Perhaps it is possible that a person can get high off of a smoky, spicy barbeque sauce that’s glazed over tender beef ribs. It just has to be. Why else would I, along with my housemate, Khoa, decide to venture out to Jackson Rancheria Casino? It couldn’t have just been the allure of “easy” money.
The moment we got back to our apartment after the barbeque lunch in Vacaville, we Googled the shit out of the casino, got directions and mentally readied ourselves for the evening. We figured that we may as well look the part, too, so we dressed like middle-aged goofs – not so much Khoa, but I sure did. I wore an old striped dress shirt tucked into worn khaki pants, beat-up loafers and even a watch to match. Khoa looked more hip with his dark blue shirt hanging untucked.
I’d never been to a casino before, so naturally I was like, “Fuck yeah. I’ll win big and buy dinner for everyone! I’ve played blackjack before! I used to play Texas hold ’em every weekend!” I thought maybe I’d come out big and have a cool story for everyone.
Yes, I’d heard many tales of failed gambling escapades – some from my friends. “Hey, Khoa. Could I borrow your car keys to head to the casino?” asked Richard one slow morning in Las Vegas last autumn. “I’m telling you, man. The odds in blackjack are the best, man.”
Richard would later come back and report losses in the hundreds. “Well, I got free drinks at least,” he said, trying to make it sound better for himself.
But, something told me that my little adventure would unfold differently. It sure as hell did not.
We drove out to Jackson Rancheria Casino just before sunset through the green, hilly countryside out east. Day turned to night, and after about an hour’s worth of driving through windy roads, the Casino came into sight. Parking was tight, but we managed a spot near the top of the parking structure. On our way in, we walked among people who shared our fervor and others who looked absolutely miserable. “That won’t be me,” I thought.
Inside, the atmosphere was overwhelmingly heavy with all sorts of bad. I just wanted to get out of there immediately. Khoa and I went up a flight of stairs to the Texas hold ’em area and discovered that the minimum price to play was $40. Discouraged, I found my way to the blackjack table and cashed in for $20 worth of chips – four five-dollar chips.
Blackjack is simple, right? It sure was. I pushed in a lone chip toward the dealer. “Minimum is $10,” said the dealer cooly.

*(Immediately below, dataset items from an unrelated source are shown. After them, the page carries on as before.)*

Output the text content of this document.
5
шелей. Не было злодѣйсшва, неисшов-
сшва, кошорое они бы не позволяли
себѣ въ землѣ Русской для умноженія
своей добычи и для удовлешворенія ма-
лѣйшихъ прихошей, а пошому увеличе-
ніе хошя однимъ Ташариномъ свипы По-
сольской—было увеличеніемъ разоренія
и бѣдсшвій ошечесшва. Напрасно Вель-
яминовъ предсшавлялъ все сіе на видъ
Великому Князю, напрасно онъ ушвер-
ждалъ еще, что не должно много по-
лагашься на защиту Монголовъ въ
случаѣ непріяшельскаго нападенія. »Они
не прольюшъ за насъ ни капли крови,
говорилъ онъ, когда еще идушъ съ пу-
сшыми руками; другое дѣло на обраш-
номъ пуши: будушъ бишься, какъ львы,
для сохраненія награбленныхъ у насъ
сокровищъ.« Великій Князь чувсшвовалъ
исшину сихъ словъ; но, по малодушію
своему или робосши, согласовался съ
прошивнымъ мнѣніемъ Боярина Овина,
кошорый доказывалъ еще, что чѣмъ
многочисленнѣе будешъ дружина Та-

“Oh my goodness,” I thought to myself and slid another chip in. I’m pretty sure I turned some shade of red. Khoa headed back up to play some poker.
And, just like that, I won my first blackjack hand in a casino. Then, I did it again immediately afterward. I made $40 in the span of less than two minutes.
Now I was playing with gusto. I threw in my two chips like a boss.
“Don’t splash the chips,” said the dealer.
“Fuck you. I’ll splash these TWO damn chips whenever I want,” I thought.
Before I knew it, I lost more than the $40 I had won. Each trip back to the cashier was sadder than the last. The cashier would count out the chips with shaky hands (she’s under surveillance) and smile as though she enjoyed doing what she does (she doesn’t, I’m sure of it). In the end, I lost a total of $60. Luckily, I wasn’t in the mood for losing too much, so I stopped. You win, dealer. You win.
I stopped just in time, too. Khoa came down from the poker tables just as I racked my final loss. He, too, was defeated and lost a bit more than me. “I had to go all in, man,” he said, but I wouldn’t hear it anymore. We left in a jiffy with our tails between our legs.
The conversations during the ride home were laced with F-bombs and “never again”s. How much time did we spend in there? We spent 2 hours of driving for 20 minutes of NO FUN AT ALL.
Back home, I washed my face and lied on the ground in Khoa’s room. “Larry, you look like you just got molested,” Khoa said.
I stayed silent for a little while. Later, I’d be found preaching to my friends, “Casinos are evil! Earn your money honestly!”
This happened in April, and I’m still a bit sore. Losing is never fun and losing happens more often than you think at casinos. Strangely enough, I still get that itch to head back into one and rob it blind. Fat chance.